Ketika Gus Dur menjadi Presiden RI yang ke-4, beliau menyatakan bahwa 
Tap MPRS No XXV, 1966, yang melarang faham Marxisme itu, bertentangan 
dengan hak-hak azasi manusia, bertentangan dengan UUD-RI. Maka harus 
dibatalkan!
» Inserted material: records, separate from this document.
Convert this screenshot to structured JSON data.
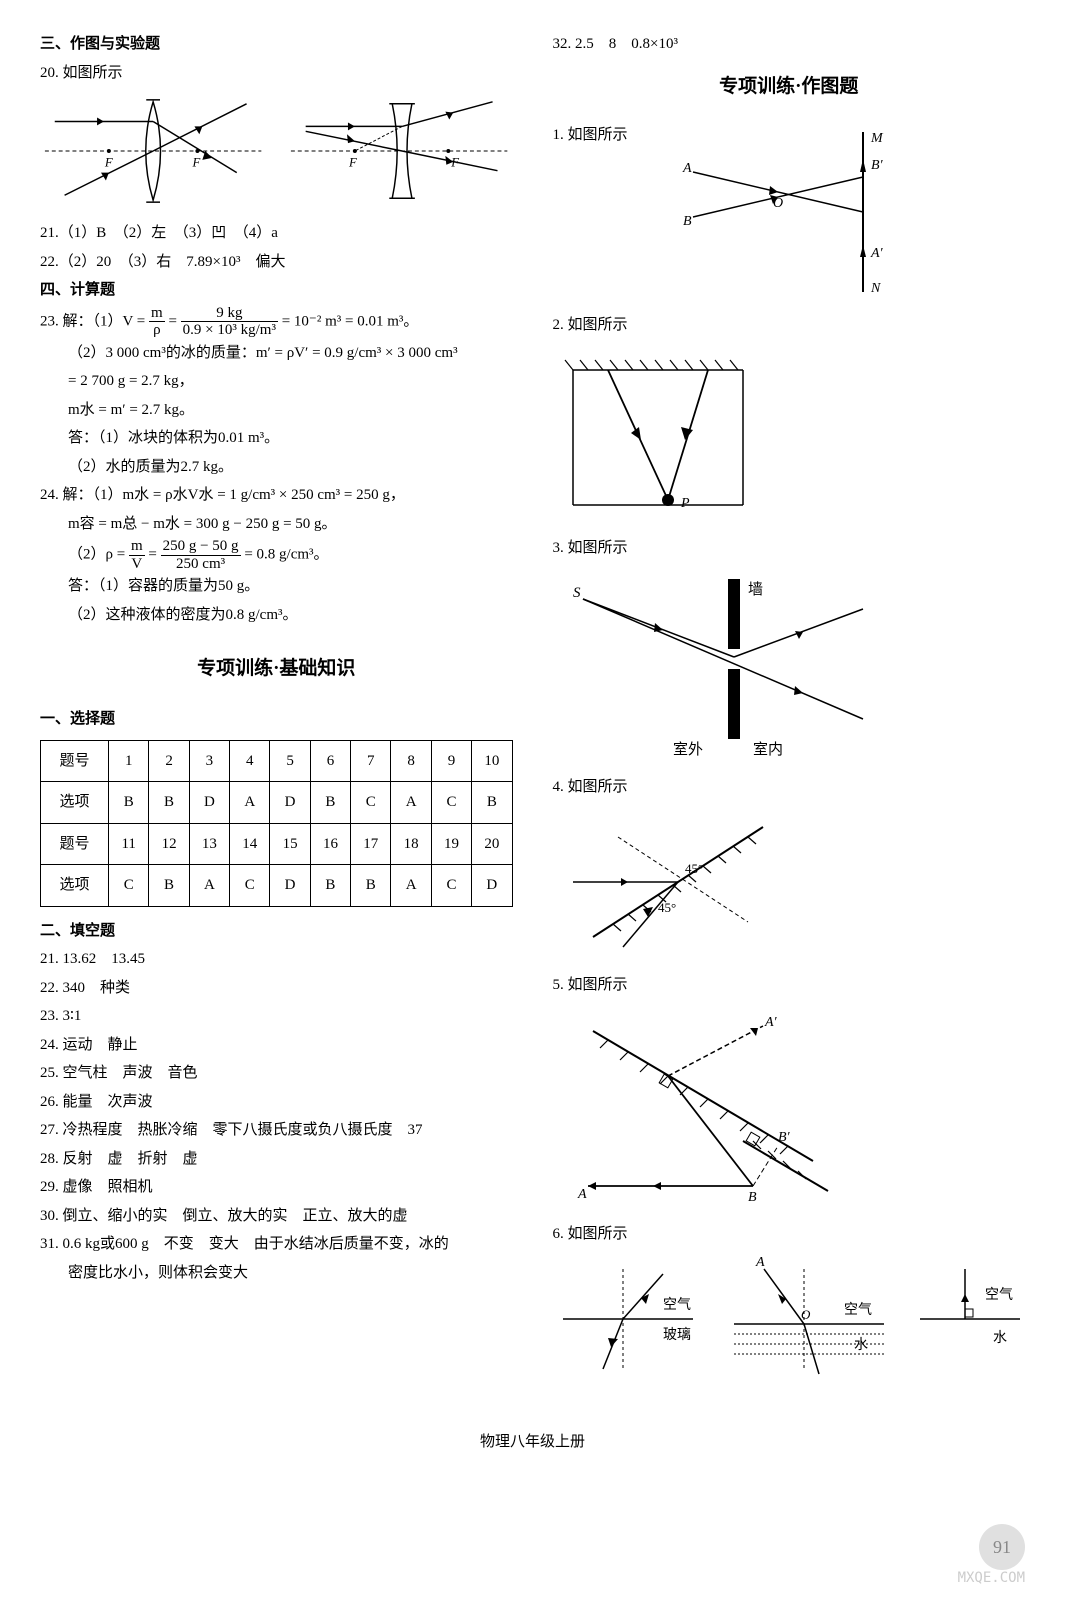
{
  "left": {
    "sec3_title": "三、作图与实验题",
    "q20": "20. 如图所示",
    "q21": "21.（1）B　（2）左　（3）凹　（4）a",
    "q22": "22.（2）20　（3）右　7.89×10³　偏大",
    "sec4_title": "四、计算题",
    "q23_a": "23. 解：（1）V = ",
    "q23_frac1_num": "m",
    "q23_frac1_den": "ρ",
    "q23_b": " = ",
    "q23_frac2_num": "9 kg",
    "q23_frac2_den": "0.9 × 10³ kg/m³",
    "q23_c": " = 10⁻² m³ = 0.01 m³。",
    "q23_2": "（2）3 000 cm³的冰的质量：m′ = ρV′ = 0.9 g/cm³ × 3 000 cm³",
    "q23_2b": "= 2 700 g = 2.7 kg，",
    "q23_2c": "m水 = m′ = 2.7 kg。",
    "q23_ans1": "答：（1）冰块的体积为0.01 m³。",
    "q23_ans2": "（2）水的质量为2.7 kg。",
    "q24_a": "24. 解：（1）m水 = ρ水V水 = 1 g/cm³ × 250 cm³ = 250 g，",
    "q24_b": "m容 = m总 − m水 = 300 g − 250 g = 50 g。",
    "q24_c": "（2）ρ = ",
    "q24_frac1_num": "m",
    "q24_frac1_den": "V",
    "q24_d": " = ",
    "q24_frac2_num": "250 g − 50 g",
    "q24_frac2_den": "250 cm³",
    "q24_e": " = 0.8 g/cm³。",
    "q24_ans1": "答：（1）容器的质量为50 g。",
    "q24_ans2": "（2）这种液体的密度为0.8 g/cm³。",
    "sub_title": "专项训练·基础知识",
    "sec1_title": "一、选择题",
    "table": {
      "rows": [
        [
          "题号",
          "1",
          "2",
          "3",
          "4",
          "5",
          "6",
          "7",
          "8",
          "9",
          "10"
        ],
        [
          "选项",
          "B",
          "B",
          "D",
          "A",
          "D",
          "B",
          "C",
          "A",
          "C",
          "B"
        ],
        [
          "题号",
          "11",
          "12",
          "13",
          "14",
          "15",
          "16",
          "17",
          "18",
          "19",
          "20"
        ],
        [
          "选项",
          "C",
          "B",
          "A",
          "C",
          "D",
          "B",
          "B",
          "A",
          "C",
          "D"
        ]
      ]
    },
    "sec2_title": "二、填空题",
    "f21": "21. 13.62　13.45",
    "f22": "22. 340　种类",
    "f23": "23. 3∶1",
    "f24": "24. 运动　静止",
    "f25": "25. 空气柱　声波　音色",
    "f26": "26. 能量　次声波",
    "f27": "27. 冷热程度　热胀冷缩　零下八摄氏度或负八摄氏度　37",
    "f28": "28. 反射　虚　折射　虚",
    "f29": "29. 虚像　照相机",
    "f30": "30. 倒立、缩小的实　倒立、放大的实　正立、放大的虚",
    "f31": "31. 0.6 kg或600 g　不变　变大　由于水结冰后质量不变，冰的",
    "f31b": "密度比水小，则体积会变大"
  },
  "right": {
    "top_line": "32. 2.5　8　0.8×10³",
    "sub_title": "专项训练·作图题",
    "q1": "1. 如图所示",
    "q2": "2. 如图所示",
    "q3": "3. 如图所示",
    "q4": "4. 如图所示",
    "q5": "5. 如图所示",
    "q6": "6. 如图所示",
    "wall": "墙",
    "outside": "室外",
    "inside": "室内",
    "air": "空气",
    "water": "水",
    "glass": "玻璃",
    "labelA": "A",
    "labelB": "B",
    "labelAp": "A′",
    "labelBp": "B′",
    "labelM": "M",
    "labelN": "N",
    "labelO": "O",
    "labelP": "P",
    "labelS": "S",
    "labelF": "F",
    "angle45": "45°"
  },
  "footer": "物理八年级上册",
  "page_num": "91",
  "watermark": "MXQE.COM",
  "colors": {
    "stroke": "#000",
    "hatch": "#000",
    "dash": "#000",
    "grey": "#ccc"
  }
}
Sayang beliau tidak sampai dua tahun memegang jabatan 
Presiden RI. Presiden Wahid 'digulingkan' ' oleh penentang-penentangnya 
melalui keputusan MPRS yang notabene telah memilih dia sebagai Presiden RI.



* * *


  Berikut ini tulisan Bung Kanno yang disiarkan kembali oleh DARWIN
  ISKANDA, di FaceboOk.

*BUNG KARNO : *

“*MARX DAN MARXISME”*


Mendengar perkataan ini, -begitulah dulu pernah saya menulis-, mendengar 
perkataan ini, maka tampak sebagai suatu bayangan di penglihatan kita 
gambarnya berduyun-duyun kaum yang mudlarat dari segala bangsa dan 
negeri, pucat muka dan kurus badan, pakaian berkoyak-koyak; tampak pada 
angan kita dirinya pembela dan kampiun si mudlarat tadi, seorang ahli 
pikir yang ketetapan hatinya dan keinsyafan akan kebiasannya 
mengingatkan kita pada pahlawan dari dongeng-dongeng kuno Jermania yang 
sakti dan tiada terkalahkan itu, suatu manusia yang ”geweldig”, yang 
dengan sesungguh-sungguhnya bernama ”datuk” pergerakan kaum buruh, yakni 
Heinrich Karl Marx.

Dari muda sampai wafatnya, manusia yang hebat ini tiada 
berhenti-hentinya membela dan memberi penerangan pada si miskin, 
bagaimana mereka itu sudah menjadi sengsara, dan bagaimana jalannya 
mereka itu akan mendapat kemenangan: tiada kesal dan capainya (lelahnya, 
ed.) ia bekerja dan berusaha untuk pembelaan itu: selagi duduk diatas 
kursinya, dimuka meja tulisnya, begitulah ia pada 14 Maret 1883, -lima 
puluh tahun yang lalu (tulisan ini dimuat pada tahun 1933, ed.)-, 
melepaskan nafasnya yang penghabisan.

Seolah-olah mendengarkanlah kita dimana-mana negeri suaranya mendengung 
sebagai guntur, tatkala ia dalam tahun 1847 berseru: ”E, Kaum Proletar 
semua negeri, kumpullah menjadi satu.” Dan sesungguhnya! Riwayat dunia 
belum pernah menemui ilmu dari satu manusia, yang begitu cepat masuknya 
dalam keyakinannya satu golongan di dalam pergaulan hidup, sebagai 
ilmunya kampiun kaum buruh ini. Dari puluhan menjadi ratusan, dari 
ratusan menjadi ribuan dari ribuan menjadi laksaan, ketian, jutaan... 
begitulah jumlah pengikutnya bertambah-tambah. Sebab, walaupun 
teori-teorinya sangat sukar dan berat bagi kaum pandai, maka ”amat 
gampanglah teorinya itu dimengerti oleh kaum yang tertindas dan 
sengsara, yakni kaum melarat kepandaian yang berkeluh kesah itu”.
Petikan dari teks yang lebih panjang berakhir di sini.